Tout le monde est incertain. Je réfléchis à toute vitesse : je ne pourrais rien faire face à ce qu'il va dire, je le sens.

« Pourquoi tu... chéri ? l'interroge Mélanie d'une voix étranglée.

- Maman a été voir tante Emily car elle ne supportait plus la joie qu'ils éprouvaient, mon père et elle. Leurs danses impossibles, dit-elle toujours. Elle a dit à tante Emily que papa l'aimait, ce qui était un mensonge.

- Loïc, arrête tout de suite ! crache Mélanie.

- Elle a cru qu'elle ferait un scandale, qu'elle viendrait devant Nicolas en disant que c'était une chose horrible. Mais elle ne l'a pas fait. Maman ne pensait pas qu'Emily aimait sincèrement mon père, alors elle ne croyait pas qu'elle se suiciderait. Je ne me trompe pas, papa, elle t'aimait ? »

Bien sûr, la question ne demande aucune réponse. Un lourd silence est tombé sur la salle. Je reste incertain, comprenant les événements qui allaient découler de cet aveu soudain. Loïc me fait peur, il me fait aussi peur que j'inquiétais ma mère à son âge. Je tombe dans un gouffre inattendu.

« Alors, pas d'inceste ? Quel dommage, je trouvais cette histoire d'amour tellement romantique et d'une dramaturgie antique ! Sauf si je l’ai jamais cru. Tant pis ! Veni, vedi, et il ne s'est rien passé... »

Seulement la tante Roseraie ne parvient pas à détendre l'atmosphère. Je ne peux détourner le regard de mon fils. Il est inquiétant, là, sur ce fauteuil. Il me regarde et je constate qu'il a pris plaisir à détruire les mensonges de sa mère. Mélanie s'approche de lui et commence à pleurer. Elle gémit.

« Pourquoi... pourquoi ? Dis-moi pourquoi ?
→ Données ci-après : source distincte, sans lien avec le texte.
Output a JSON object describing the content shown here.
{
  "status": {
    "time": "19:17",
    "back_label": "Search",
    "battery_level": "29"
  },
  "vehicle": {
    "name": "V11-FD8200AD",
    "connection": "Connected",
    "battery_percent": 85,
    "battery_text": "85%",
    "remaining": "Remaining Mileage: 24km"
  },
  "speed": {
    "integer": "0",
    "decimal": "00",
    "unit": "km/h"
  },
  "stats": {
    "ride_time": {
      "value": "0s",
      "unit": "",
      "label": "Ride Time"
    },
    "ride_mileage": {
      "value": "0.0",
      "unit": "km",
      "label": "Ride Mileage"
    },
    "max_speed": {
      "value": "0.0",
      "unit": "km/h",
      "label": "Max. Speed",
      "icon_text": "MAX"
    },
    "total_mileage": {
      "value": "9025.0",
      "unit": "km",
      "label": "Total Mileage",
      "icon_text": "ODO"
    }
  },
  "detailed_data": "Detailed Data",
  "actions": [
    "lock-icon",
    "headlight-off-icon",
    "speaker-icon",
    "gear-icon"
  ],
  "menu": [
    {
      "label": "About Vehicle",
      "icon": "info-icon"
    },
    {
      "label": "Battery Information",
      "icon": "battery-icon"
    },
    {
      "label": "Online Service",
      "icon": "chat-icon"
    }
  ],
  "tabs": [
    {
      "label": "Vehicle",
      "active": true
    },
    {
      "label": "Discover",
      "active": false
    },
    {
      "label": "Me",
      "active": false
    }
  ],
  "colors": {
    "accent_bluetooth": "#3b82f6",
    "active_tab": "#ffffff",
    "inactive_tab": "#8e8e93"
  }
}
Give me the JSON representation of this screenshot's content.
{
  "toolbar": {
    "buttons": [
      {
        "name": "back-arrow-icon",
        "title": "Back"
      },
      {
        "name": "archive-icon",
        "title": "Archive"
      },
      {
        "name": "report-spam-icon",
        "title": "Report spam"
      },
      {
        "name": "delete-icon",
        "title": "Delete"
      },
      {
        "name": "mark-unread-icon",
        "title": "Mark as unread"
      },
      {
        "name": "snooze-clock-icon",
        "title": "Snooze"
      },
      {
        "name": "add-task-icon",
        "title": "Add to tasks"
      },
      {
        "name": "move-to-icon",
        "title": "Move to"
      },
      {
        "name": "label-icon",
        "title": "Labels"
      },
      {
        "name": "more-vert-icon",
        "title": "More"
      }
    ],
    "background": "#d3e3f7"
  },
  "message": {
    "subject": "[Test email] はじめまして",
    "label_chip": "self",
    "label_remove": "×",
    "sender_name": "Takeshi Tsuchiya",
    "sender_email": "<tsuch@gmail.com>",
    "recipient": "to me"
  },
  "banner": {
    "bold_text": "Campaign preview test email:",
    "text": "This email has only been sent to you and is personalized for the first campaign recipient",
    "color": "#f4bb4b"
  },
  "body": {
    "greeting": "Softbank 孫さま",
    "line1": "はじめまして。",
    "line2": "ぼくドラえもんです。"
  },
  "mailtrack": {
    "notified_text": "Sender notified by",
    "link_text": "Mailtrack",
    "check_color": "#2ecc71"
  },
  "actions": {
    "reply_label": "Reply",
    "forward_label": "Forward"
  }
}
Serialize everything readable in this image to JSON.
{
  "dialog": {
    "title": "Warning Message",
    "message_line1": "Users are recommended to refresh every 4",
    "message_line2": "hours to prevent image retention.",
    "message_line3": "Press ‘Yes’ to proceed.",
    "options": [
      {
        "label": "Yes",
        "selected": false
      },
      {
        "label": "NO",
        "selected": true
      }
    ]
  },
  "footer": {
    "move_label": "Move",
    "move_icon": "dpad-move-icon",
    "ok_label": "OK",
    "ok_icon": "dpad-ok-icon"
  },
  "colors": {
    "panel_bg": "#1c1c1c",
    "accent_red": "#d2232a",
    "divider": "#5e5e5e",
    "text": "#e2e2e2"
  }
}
- Je ne veux pas rester avec ces gens. Pas avec ce père. C'est trop tard. Tout ici est trop vieux, ce n'est rien qu'une histoire de famille... Tout ça m'use. Désormais, ils te haïssent, ils ne voudront plus te voir. Et ils ont peur de moi. »

Elle le dévisage et ne parvient pas à comprendre. Je constate que Loïc est bien pire que moi. Son intelligence l'a rendu amer, misanthrope. Il se croit supérieur et nul doute qu'il surpassera bien des élèves, peut-être me surpassera-t-il. Ses yeux, cernés d'un noir bleuté effroyable, sont vides et restent fixés sur moi. Il me hait. Il hait mon humanité et ma soif de reconnaissance, mon espoir et ma fierté.

« Quèche qui pache ichi, bordel ! rugit le cousin Jean-Claude, faisant sursauter tout le monde. »

Son intervention me permet de quitter mon fils des yeux. Je dirige mon regard vers lui. Emily l'aimait tellement et disait toujours qu'il était capable de faire rire pour n'importe quelle raison ; les choses ont bien changé. Déjà, quelques temps avant qu'elle ne se suicide, elle avait essayé de lui faire comprendre qu'il devait arrêter de boire.